I frown as I stop and glance down at a big box of mail against the wall, mostly junk or sales offers, and rifle through some of it.
“They didn’t,” The Stag replies. “They compelled her. Arkadi was a possible witness in some other mafia case. So the State of New York needed him alive, and she was the key to that with their matching O-negative blood and it being an emergency . State prosecutors got a special judge’s order forcing Vera to donate blood to Arkadi. But I think you’re missing the point.”
I frown. “Which is?”
“Your wife has type AB blood.”
I stop moving, instantly. The world goes still, and a ringing sound begins to whine in my ears.
Holy. Fucking. Fuck.
Type O is recessive. Arkadi’s offspring could only have the same.
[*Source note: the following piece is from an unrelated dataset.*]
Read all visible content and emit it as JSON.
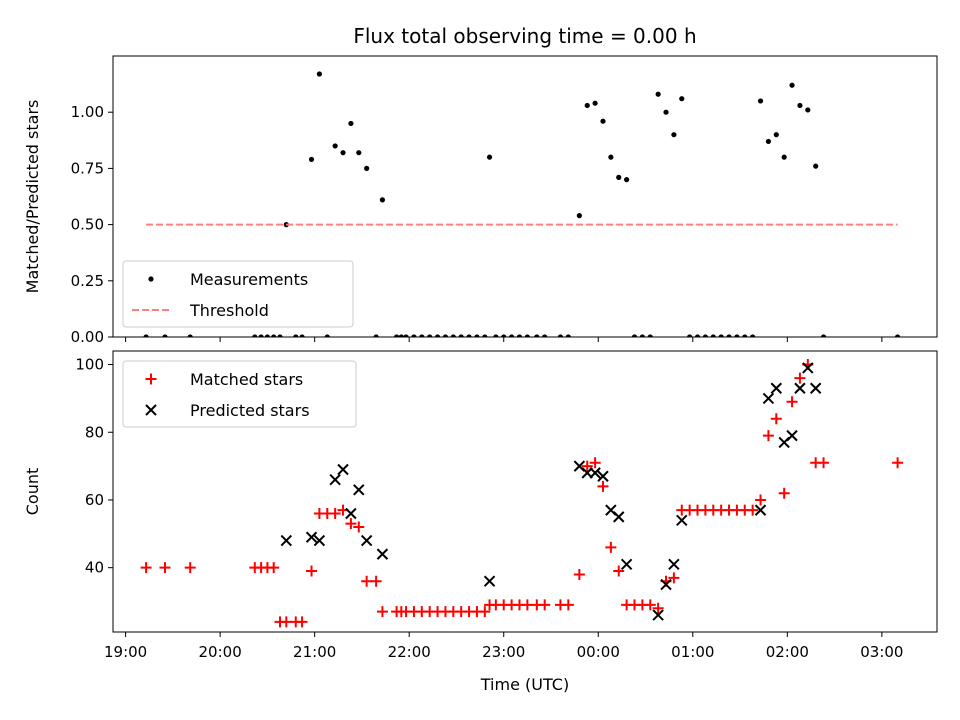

The whining in my ears crescendos to a roar as the realization slams into me.
“Arkadi wasn’t her father,” I say quietly.
The Stag’s voice darkens. “Given what you just told me about Lyra being under threat, and presumably with Vera, I’d be much more concerned right now that it means Vera categorically cannot be her mother.”
My breath stills.
Oh fuck.
“Do you have any idea where they might have gone?”
My gaze snaps back to the box of mail.
Something itches at the back of my mind, something I didn’t fully process before.
I crouch, grabbing a handful of envelopes from the top, rifling through them with shaking fingers. There are some sent from a legal firm, a few medical bills, some opened ones that seem like they probably contained Vera’s disability checks. Then suddenly, my eyes land on two offers from some shitty used car dealership promising zero percent down.
…A shitty used car dealership in Kingston, New York, two hours north of the city.
That’s where Lyra grew up.
My eyes drop to the mailing address, and everything goes sideways.
They’re addressed to Lyra’s childhood house.
…And they’re postmarked just three weeks ago.
I lurch to my feet.
That’s where they are.
And I’ve already wasted too much fucking time.